Clearly the brand is doing something right--it has 11,904 followers and counting, and receives 45 followers and 500 likes per post on average. And that's even for product previews that offer a look at new designs but no launch date or any other details.
Here's an inside look on how the company's Instagram strategy fell into place.
The Big Idea
ThisIsGround launched in downtown Los Angeles in the winter of 2012, when a friend needed a concept for storing cables. Having just eaten tacos for lunch, it dawned on Macadaan that the shell was the perfect shape for the job. He quickly got to work, and the first cord taco, or cordito, was born.
As a single dad, Macadaan, who previously founded a tech studio called Science, wasn't ready to commit to another business. But the cord taco, which he'd been crafting by hand and selling for $24.99 on sites like Etsy, was an overnight hit. Pinterest, Refinery 29, and Apartment Therapy all loved it, and by May 2013, sales had peaked on Etsy alone. Macadaan knew it was time to scale up production and secured the help of a die maker.

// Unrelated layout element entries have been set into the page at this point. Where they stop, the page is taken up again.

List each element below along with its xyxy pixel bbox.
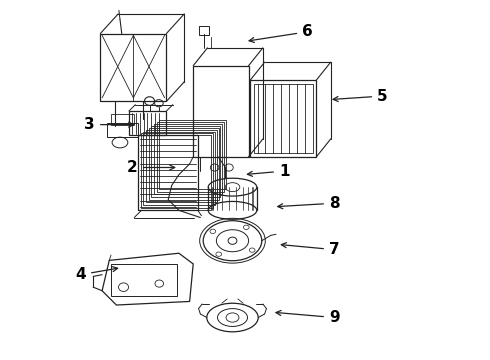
Bar	[193, 66, 248, 157]
Text: 3: 3	[84, 117, 134, 132]
Text: 6: 6	[249, 24, 313, 42]
Bar	[157, 122, 224, 192]
Bar	[151, 126, 220, 197]
Bar	[154, 124, 222, 194]
Bar	[100, 33, 167, 102]
Bar	[129, 111, 167, 135]
Bar	[254, 84, 313, 153]
Text: 4: 4	[75, 267, 118, 282]
Bar	[111, 264, 177, 296]
Bar	[159, 120, 226, 189]
Bar	[143, 132, 215, 205]
Text: 1: 1	[247, 163, 290, 179]
Bar	[141, 134, 213, 208]
Bar	[138, 135, 211, 210]
Text: 8: 8	[278, 196, 340, 211]
Bar	[107, 123, 138, 137]
Text: 7: 7	[281, 242, 340, 257]
Bar	[148, 128, 219, 200]
Bar	[138, 135, 198, 210]
Bar	[250, 80, 317, 157]
Text: 2: 2	[127, 160, 175, 175]
Bar	[146, 130, 217, 202]
Text: 5: 5	[333, 89, 388, 104]
Text: 9: 9	[276, 310, 340, 325]
Bar	[111, 114, 134, 125]
Bar	[198, 26, 209, 35]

After holding a 30-day campaign on Kickstarter, Macadaan secured enough money ($30,000) to commit to ThisIsGround. Then after bringing it into Science and tapping an adviser, ThisIsGround landed a meeting with Apple to demo its products. After winning the tech titan over, the Cord Taco 5-pack began selling for $24.95 on Apple.com.
Instagram, Minus the Hype
With the business taking off, Macadaan and his colleagues didn't pay much attention to Instagram. "We didn't really have a narrative that we were trying to follow," he says. "A couple days there'd be some interesting pictures, then there'd be a picture of James Franco. It was like, What?"

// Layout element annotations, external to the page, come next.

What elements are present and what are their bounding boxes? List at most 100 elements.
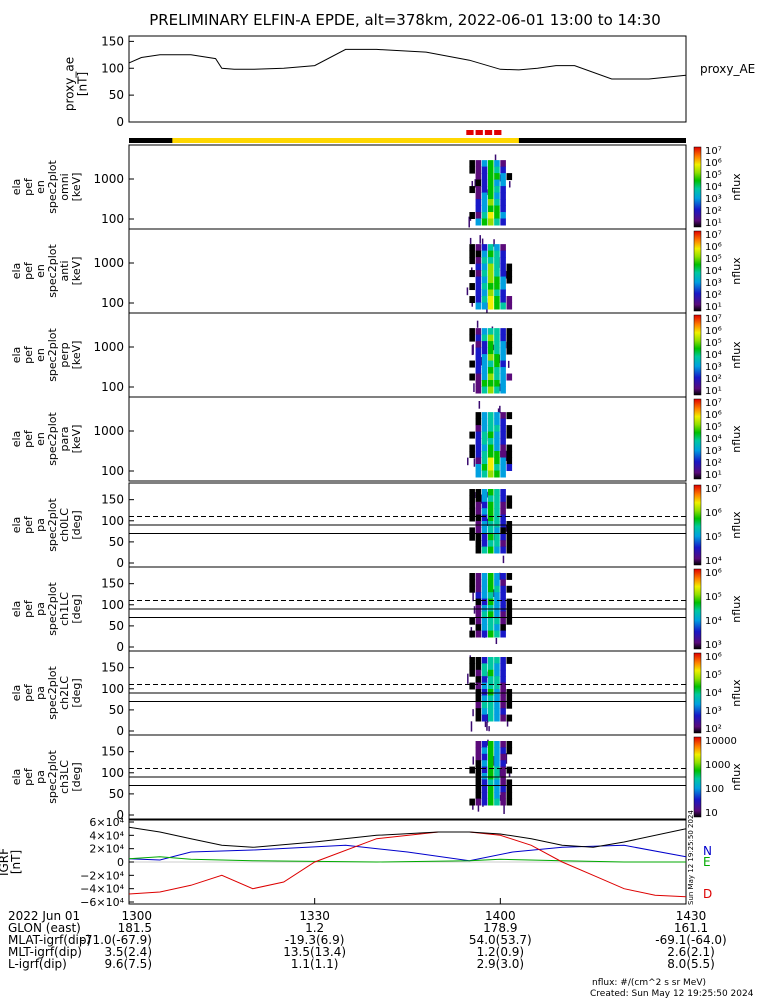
colorbar-label: nflux [730,425,743,453]
flux-cell [487,508,494,516]
flux-cell [487,611,494,619]
flux-cell [469,444,475,452]
flux-cell [475,373,482,381]
flux-cell [469,669,475,677]
flux-cell [481,360,488,368]
colorbar-tick-label: 10⁶ [705,508,722,519]
flux-cell [494,630,500,638]
energy-tick-label: 100 [101,296,124,310]
flux-cell [500,160,506,168]
flux-cell [481,270,488,278]
flux-cell [494,785,500,793]
flux-cell [487,605,494,612]
flux-cell [481,367,488,375]
flux-cell [494,695,500,703]
flux-cell [487,418,494,426]
flux-cell [494,347,500,355]
flux-cell [475,527,482,535]
flux-cell [494,160,500,168]
ylabel-line: anti [58,260,71,281]
flux-speckle [479,235,481,244]
colorbar-tick-label: 10¹ [705,218,722,229]
flux-cell [494,663,500,671]
flux-speckle [493,239,495,247]
flux-cell [481,386,488,394]
flux-cell [506,785,513,793]
flux-cell [500,347,506,355]
flux-cell [487,501,494,509]
flux-speckle [505,525,508,532]
colorbar-tick-label: 10⁷ [705,146,722,157]
flux-cell [500,663,506,671]
flux-cell [506,464,513,472]
flux-cell [475,669,482,677]
flux-cell [481,508,488,516]
flux-cell [469,489,475,496]
flux-cell [500,270,506,278]
flux-cell [487,514,494,522]
flux-cell [481,457,488,465]
footer-value: 8.0(5.5) [667,957,715,971]
ylabel-line: ch1LC [58,592,71,626]
flux-cell [506,533,513,541]
flux-cell [487,741,494,748]
flux-cell [475,367,482,375]
pa-tick-label: 0 [116,640,124,654]
flux-cell [475,585,482,593]
flux-cell [500,630,506,638]
colorbar-tick-label: 10¹ [705,386,722,397]
footer-value: 2.6(2.1) [667,945,715,959]
energy-panel-ylabel: elapefenspec2plotperp[keV] [10,328,83,382]
flux-cell [494,753,500,761]
ylabel-line: pa [34,770,47,784]
flux-cell [487,257,494,265]
flux-cell [481,747,488,755]
flux-cell [487,451,494,459]
flux-cell [481,682,488,690]
flux-cell [506,779,513,787]
flux-cell [487,598,494,606]
flux-cell [494,334,500,342]
flux-cell [500,412,506,420]
colorbar-tick-label: 10¹ [705,470,722,481]
pa-tick-label: 100 [101,682,124,696]
colorbar-tick-label: 10⁶ [705,158,722,169]
flux-cell [487,276,494,284]
footer-value: 178.9 [483,921,517,935]
flux-cell [481,527,488,535]
proxy-ae-tick-label: 0 [116,115,124,129]
pa-panel: 150 100 50 0 elapefpaspec2plotch0LC[deg] 10⁷ 1… [10,482,743,570]
flux-cell [487,296,494,304]
ylabel-line: proxy_ae [63,57,77,111]
flux-cell [487,186,494,194]
ylabel-line: spec2plot [46,244,59,298]
energy-tick-label: 1000 [93,256,124,270]
colorbar-tick-label: 10⁴ [705,556,722,567]
flux-cell [481,689,488,696]
ylabel-line: IGRF [0,848,11,876]
flux-cell [475,386,482,394]
proxy-ae-yticks: 150 100 50 0 [101,34,134,129]
proxy-ae-panel: 150 100 50 0 proxy_ae[nT] proxy_AE [63,34,756,129]
flux-cell [500,773,506,780]
ylabel-line: pef [22,345,35,364]
flux-cell [487,218,494,226]
flux-cell [500,540,506,548]
flux-cell [500,173,506,181]
flux-cell [475,579,482,587]
flux-speckle [472,344,474,355]
flux-cell [500,470,506,478]
flux-cell [481,418,488,426]
flux-cell [487,747,494,755]
flux-cell [475,354,482,362]
flux-cell [487,470,494,478]
colorbar-tick-label: 10² [705,724,722,735]
flux-cell [487,617,494,625]
flux-cell [481,714,488,722]
flux-cell [469,360,475,368]
energy-panel: 1000100elapefenspec2plotpara[keV]10⁷10⁶1… [10,396,743,482]
flux-cell [475,192,482,200]
flux-cell [494,257,500,265]
flux-cell [475,546,482,554]
ylabel-line: pa [34,518,47,532]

He figured the brand would "slowly and organically" build a community, but pretty soon it was clear that the random posts, which looked they were each coming from different brands, weren't working.
In March, Macadaan and his team agreed to stop hyping their products. Instead, they would let the Instagram community do it for them. "We reached out, invited them to participate, had meetings, phone calls, and in-studio visits. We said, 'We'll gift you our products in return for being open and giving us feedback on new assignments.'" From there, he let the shutterbugs do their thing. He never gave suggestions--"the reality is they have their own style"--but freely offered praise and asked for high-res images to use for marketing.
"The [photos] we repost do okay [on our Instagram feed]," Macadaan says, "but when someone else posts, it doesn't get any better than that for us. Their community is introduced to our product."
Why It Works
One adventurous user with 200,000-plus followers, @Justhanni, boosted ThisIsGround's followers by a thousand just by posting a shot of a brown leather planner with the caption, "Went for a hike today."
Macadaan says he conceived the idea by examining data. The key metrics on Instagram, he says, are your number of followers, reposts, when people mention friends in your comments--"that's when you get into exponential growth, because their friends are following it"--when someone's tagged in a photo, shares it to Twitter and Facebook, and/or likes and comments on it, though the latter is really "more for optics." That's "almost like people believe [what you're selling] when you see those."
ThisIsGround still shoots its own photos so the feed has a healthy mix of original and reposted shots. Over time, Macadaan's found the aesthetic that gets the most engagement is a something of a cross between a solo adventurer and a coffeeshop-dwelling hipster. "Another is, 'I'm a writer and I've jetted off to a cafe to write,'" he jokes. "Some of those still life shots on Instagram can get an insane amount of likes."
So why does it work? "Viewers have an idea that they should be part of that world; these pictures are inspiring," Macadaan explains. "It seems achievable, like I can do it, too."